Первым к опустевшему окну подбежал я. С трудом сдерживая радостное волнение, я глянул вниз. Мой враг лежал ничком, уткнувшись лицом в грязный снег. Вокруг его огненно-рыжей головы, медленно разрастаясь, расплывалась темная лужица. Это было единственное, что как-то оживляло картину. Руки и ноги Пищика были широко расставлены, как у человека, который, стоя на путях, хочет остановить поезд.

Подошла Бутыльская. Она тоже глянула вниз и холодно констатировала:

— Рожденный ползать летать не должен. Был Пищик, нету Пищика.

«Псилоцибе полуланцетовиидная, или “Колпак свободы” — особый вид грибов. Входит в группу галлюциногенных грибов. В результате разового употребления у человека возникает искаженное восприятие окружающей действительности. Такое состояние принято называть психоделическим опытом, а на сленге бывалых наркоманов подобные ощущения величают “путешествием”».

Это я вычитал в одной очень полезной книжице, которую случайно углядел на столе Бутыльской. Если подмешать в чай, говорилось в ней, три грамма таких грибочков, высушенных и в порошок истолченных, и выпить это снадобье, то спустя примерно час возникнет непреодолимое стремление выпрыгнуть из окна. Справиться с этим невозможно.
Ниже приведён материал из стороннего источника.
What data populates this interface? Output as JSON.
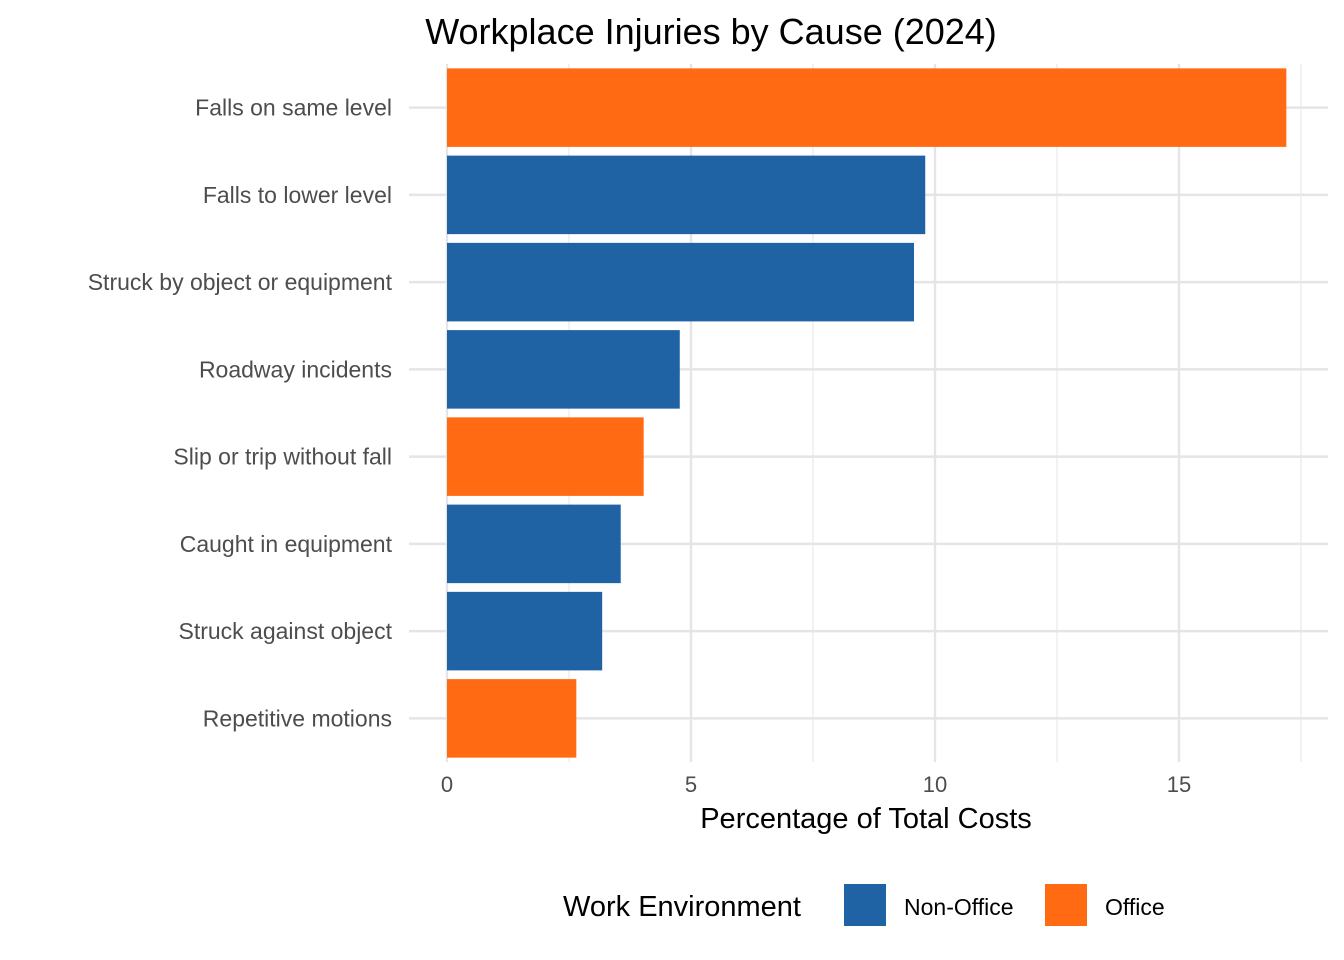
{
  "chart_data": {
    "type": "bar",
    "orientation": "horizontal",
    "title": "Workplace Injuries by Cause (2024)",
    "xlabel": "Percentage of Total Costs",
    "ylabel": "",
    "xlim": [
      0,
      17.5
    ],
    "x_ticks": [
      0,
      5,
      10,
      15
    ],
    "grid": true,
    "categories": [
      "Falls on same level",
      "Falls to lower level",
      "Struck by object or equipment",
      "Roadway incidents",
      "Slip or trip without fall",
      "Caught in equipment",
      "Struck against object",
      "Repetitive motions"
    ],
    "values": [
      17.2,
      9.8,
      9.57,
      4.77,
      4.03,
      3.56,
      3.18,
      2.65
    ],
    "groups": [
      "Office",
      "Non-Office",
      "Non-Office",
      "Non-Office",
      "Office",
      "Non-Office",
      "Non-Office",
      "Office"
    ],
    "legend": {
      "title": "Work Environment",
      "placement": "bottom",
      "entries": [
        {
          "name": "Non-Office",
          "color": "#1f63a5"
        },
        {
          "name": "Office",
          "color": "#ff6a13"
        }
      ]
    }
  }
}
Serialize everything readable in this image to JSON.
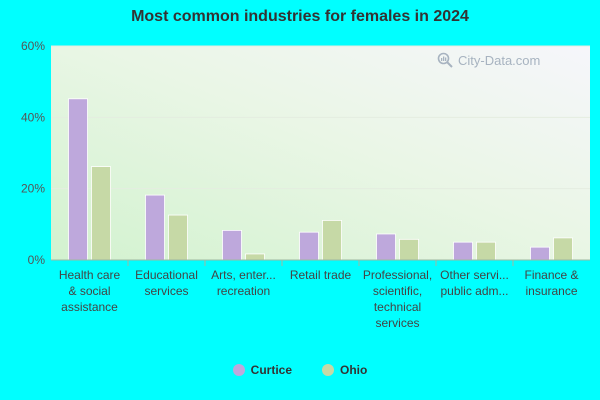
{
  "chart_data": {
    "type": "bar",
    "title": "Most common industries for females in 2024",
    "categories": [
      [
        "Health care",
        "& social",
        "assistance"
      ],
      [
        "Educational",
        "services"
      ],
      [
        "Arts, enter...",
        "recreation"
      ],
      [
        "Retail trade"
      ],
      [
        "Professional,",
        "scientific,",
        "technical",
        "services"
      ],
      [
        "Other servi...",
        "public adm..."
      ],
      [
        "Finance &",
        "insurance"
      ]
    ],
    "series": [
      {
        "name": "Curtice",
        "color": "#bea8dc",
        "values": [
          45.2,
          18.2,
          8.3,
          7.8,
          7.3,
          5.0,
          3.6
        ]
      },
      {
        "name": "Ohio",
        "color": "#c6d9a6",
        "values": [
          26.2,
          12.6,
          1.7,
          11.1,
          5.8,
          5.0,
          6.2
        ]
      }
    ],
    "ylim": [
      0,
      60
    ],
    "yticks": [
      0,
      20,
      40,
      60
    ],
    "ytick_labels": [
      "0%",
      "20%",
      "40%",
      "60%"
    ],
    "grid": true,
    "legend_position": "bottom-center"
  },
  "watermark": {
    "text": "City-Data.com",
    "icon": "magnifier-chart-icon"
  }
}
А что, если подмешать десять граммов, подумалось мне. А если двадцать — для верности?

Я потратил несколько выходных, чтобы найти этот «Колпак свободы».
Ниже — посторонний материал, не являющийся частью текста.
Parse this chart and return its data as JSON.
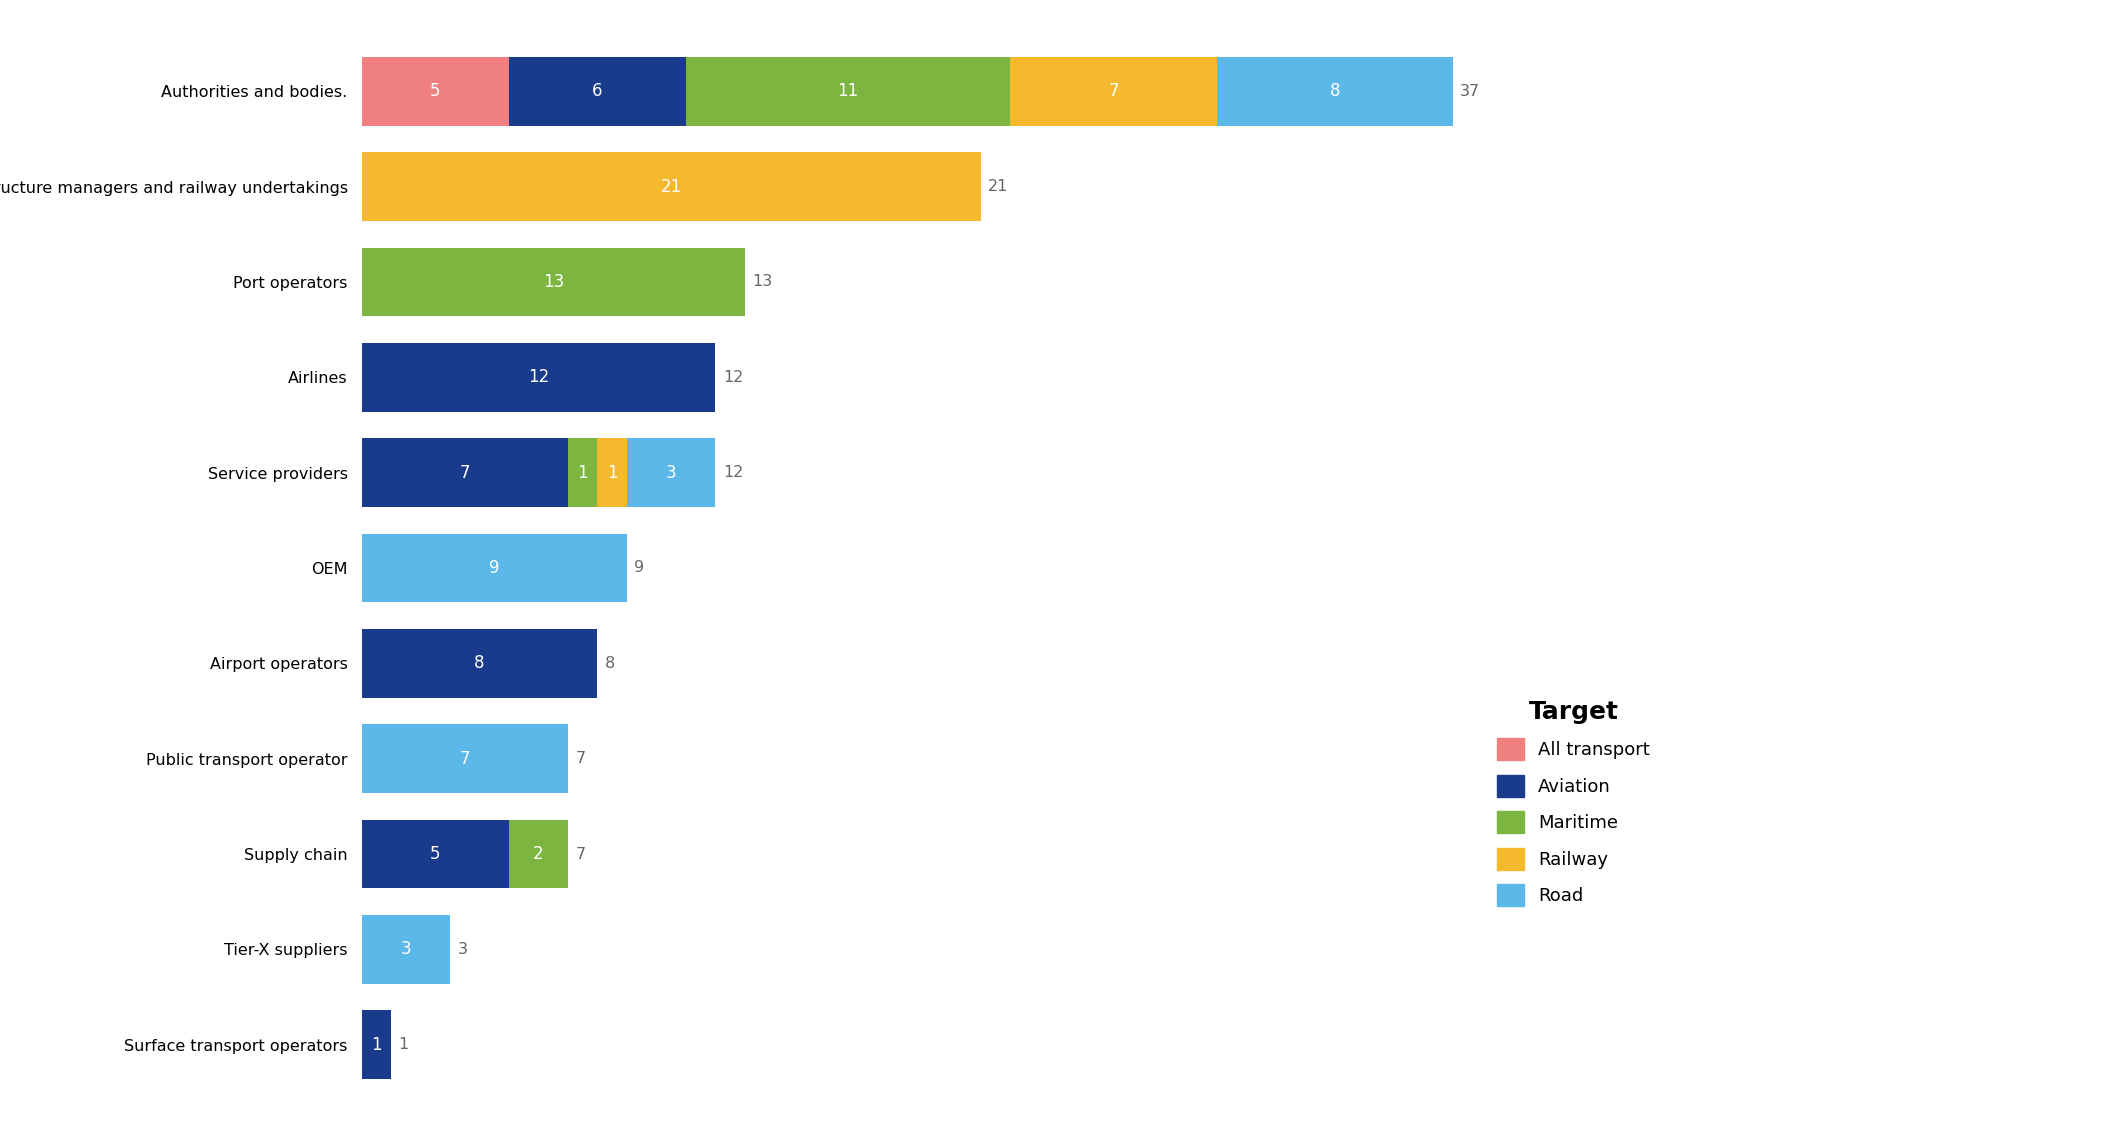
{
  "categories": [
    "Authorities and bodies.",
    "Infrastructure managers and railway undertakings",
    "Port operators",
    "Airlines",
    "Service providers",
    "OEM",
    "Airport operators",
    "Public transport operator",
    "Supply chain",
    "Tier-X suppliers",
    "Surface transport operators"
  ],
  "segments": {
    "All transport": {
      "color": "#F08080",
      "values": [
        5,
        0,
        0,
        0,
        0,
        0,
        0,
        0,
        0,
        0,
        0
      ]
    },
    "Aviation": {
      "color": "#1A3A8C",
      "values": [
        6,
        0,
        0,
        12,
        7,
        0,
        8,
        0,
        5,
        0,
        1
      ]
    },
    "Maritime": {
      "color": "#7CB640",
      "values": [
        11,
        0,
        13,
        0,
        1,
        0,
        0,
        0,
        2,
        0,
        0
      ]
    },
    "Railway": {
      "color": "#F5B92E",
      "values": [
        7,
        21,
        0,
        0,
        1,
        0,
        0,
        0,
        0,
        0,
        0
      ]
    },
    "Road": {
      "color": "#5BB8E8",
      "values": [
        8,
        0,
        0,
        0,
        3,
        9,
        0,
        7,
        0,
        3,
        0
      ]
    }
  },
  "totals": [
    37,
    21,
    13,
    12,
    12,
    9,
    8,
    7,
    7,
    3,
    1
  ],
  "legend_title": "Target",
  "legend_order": [
    "All transport",
    "Aviation",
    "Maritime",
    "Railway",
    "Road"
  ],
  "background_color": "#FFFFFF",
  "bar_height": 0.72,
  "label_fontsize": 12,
  "tick_fontsize": 11.5,
  "total_fontsize": 11.5,
  "legend_fontsize": 13,
  "legend_title_fontsize": 18
}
Из соображений конспирации я каждый раз переодевался в офицерский полушубок из нестриженой овчины, а на голову нахлобучивал лохматую казачью папаху. Полушубок достался мне от деда, страстного любителя подледного лова, и поэтому даже спустя десятилетия от полушубка воняло рыбой. Ноги грели оленьи унты, тоже дедовские. Обрядившись во все это, я подошел к зеркалу. Вид у меня был ослепительный: ни дать ни взять отважный покоритель Арктики. Я повернулся к зеркалу боком. А так — чистый махновец. Я себе очень понравился. Наверно, я хорошо буду смотреться в овощных рядах, среди горок квашеной капусты и пирамид из соленых огурцов.

«Колпак свободы». Интересно, какой болван его так назвал? Более несуразное сочетание слов трудно вообразить. Свобода ассоциируется с волей, вольтерьянством, независимостью, необозримыми просторами, прериями, бескрайними пампасами, с известной статуей, наконец. А колпак?.. Колпак — он и есть колпак.
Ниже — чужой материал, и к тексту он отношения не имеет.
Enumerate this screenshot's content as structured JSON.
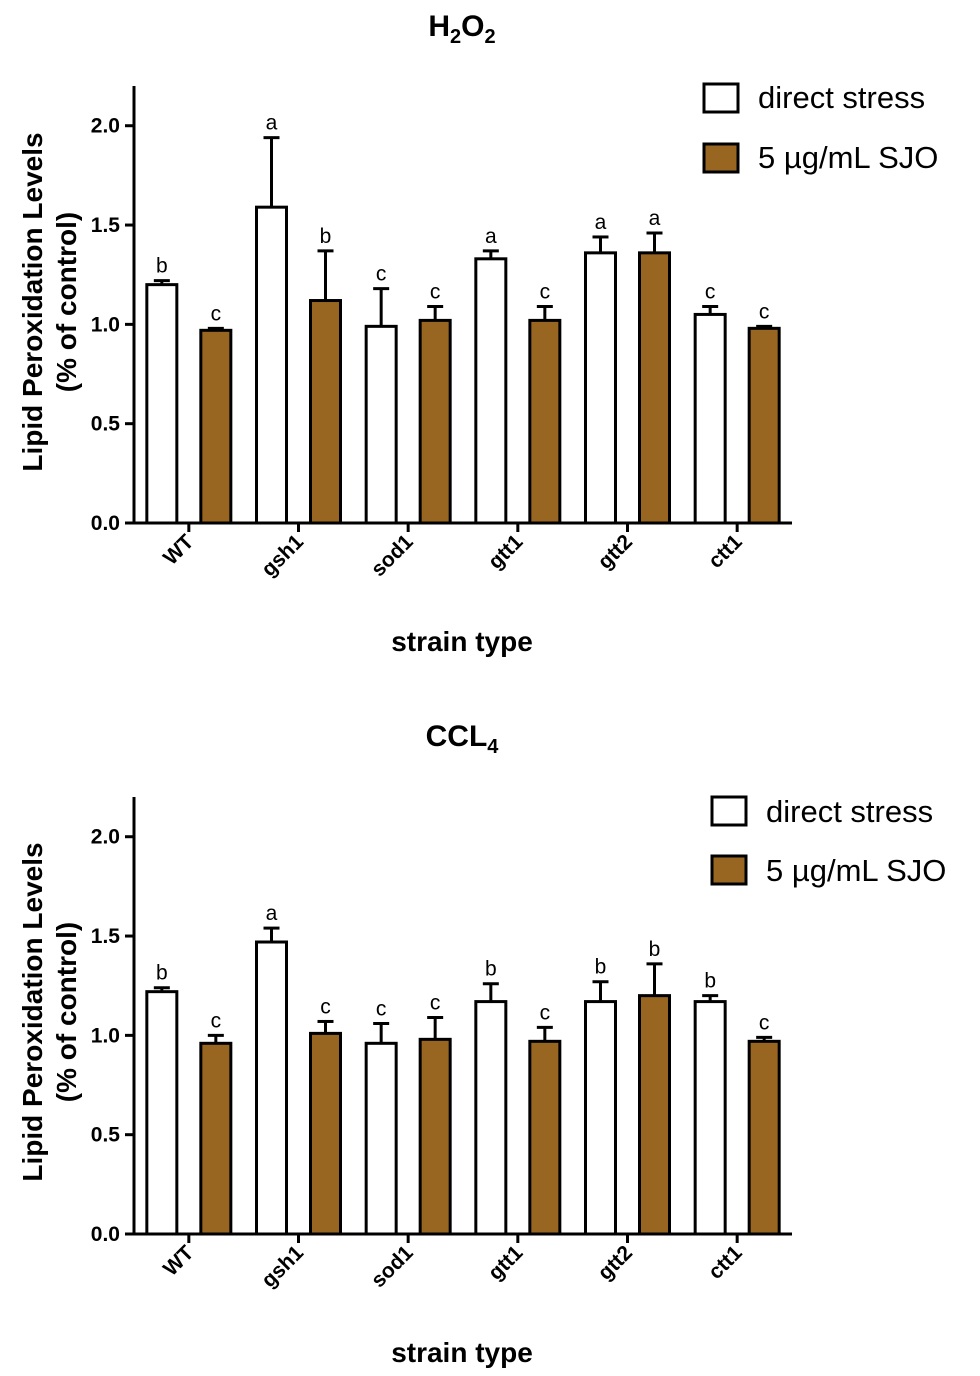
{
  "colors": {
    "direct_stress": "#ffffff",
    "sjo": "#996622",
    "stroke": "#000000"
  },
  "chart_data": [
    {
      "type": "bar",
      "title_main": "H",
      "title_sub1": "2",
      "title_mid": "O",
      "title_sub2": "2",
      "xlabel": "strain type",
      "ylabel_line1": "Lipid Peroxidation Levels",
      "ylabel_line2": "(% of control)",
      "ylim": [
        0,
        2.2
      ],
      "yticks": [
        "0.0",
        "0.5",
        "1.0",
        "1.5",
        "2.0"
      ],
      "categories": [
        "WT",
        "gsh1",
        "sod1",
        "gtt1",
        "gtt2",
        "ctt1"
      ],
      "legend_position": "top-right",
      "series": [
        {
          "name": "direct stress",
          "values": [
            1.2,
            1.59,
            0.99,
            1.33,
            1.36,
            1.05
          ],
          "errors": [
            0.02,
            0.35,
            0.19,
            0.04,
            0.08,
            0.04
          ],
          "letters": [
            "b",
            "a",
            "c",
            "a",
            "a",
            "c"
          ]
        },
        {
          "name": "5 µg/mL SJO",
          "values": [
            0.97,
            1.12,
            1.02,
            1.02,
            1.36,
            0.98
          ],
          "errors": [
            0.01,
            0.25,
            0.07,
            0.07,
            0.1,
            0.01
          ],
          "letters": [
            "c",
            "b",
            "c",
            "c",
            "a",
            "c"
          ]
        }
      ]
    },
    {
      "type": "bar",
      "title_main": "CCL",
      "title_sub1": "4",
      "title_mid": "",
      "title_sub2": "",
      "xlabel": "strain type",
      "ylabel_line1": "Lipid Peroxidation Levels",
      "ylabel_line2": "(% of control)",
      "ylim": [
        0,
        2.2
      ],
      "yticks": [
        "0.0",
        "0.5",
        "1.0",
        "1.5",
        "2.0"
      ],
      "categories": [
        "WT",
        "gsh1",
        "sod1",
        "gtt1",
        "gtt2",
        "ctt1"
      ],
      "legend_position": "top-right",
      "series": [
        {
          "name": "direct stress",
          "values": [
            1.22,
            1.47,
            0.96,
            1.17,
            1.17,
            1.17
          ],
          "errors": [
            0.02,
            0.07,
            0.1,
            0.09,
            0.1,
            0.03
          ],
          "letters": [
            "b",
            "a",
            "c",
            "b",
            "b",
            "b"
          ]
        },
        {
          "name": "5 µg/mL SJO",
          "values": [
            0.96,
            1.01,
            0.98,
            0.97,
            1.2,
            0.97
          ],
          "errors": [
            0.04,
            0.06,
            0.11,
            0.07,
            0.16,
            0.02
          ],
          "letters": [
            "c",
            "c",
            "c",
            "c",
            "b",
            "c"
          ]
        }
      ]
    }
  ]
}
Я побывал на «Птичке», затем расширил круг поисков — пришлось выезжать за пределы Московской области. И наконец в недрах овощного рынка в городишке Грибунине набрел на местного специалиста по галлюциногенным грибам, страдающего тяжким похмельем. По сходной цене приобрел пакетик. Кстати, у «Колпака свободы» был довольно приятный запах, напоминающий аромат спелой дыни.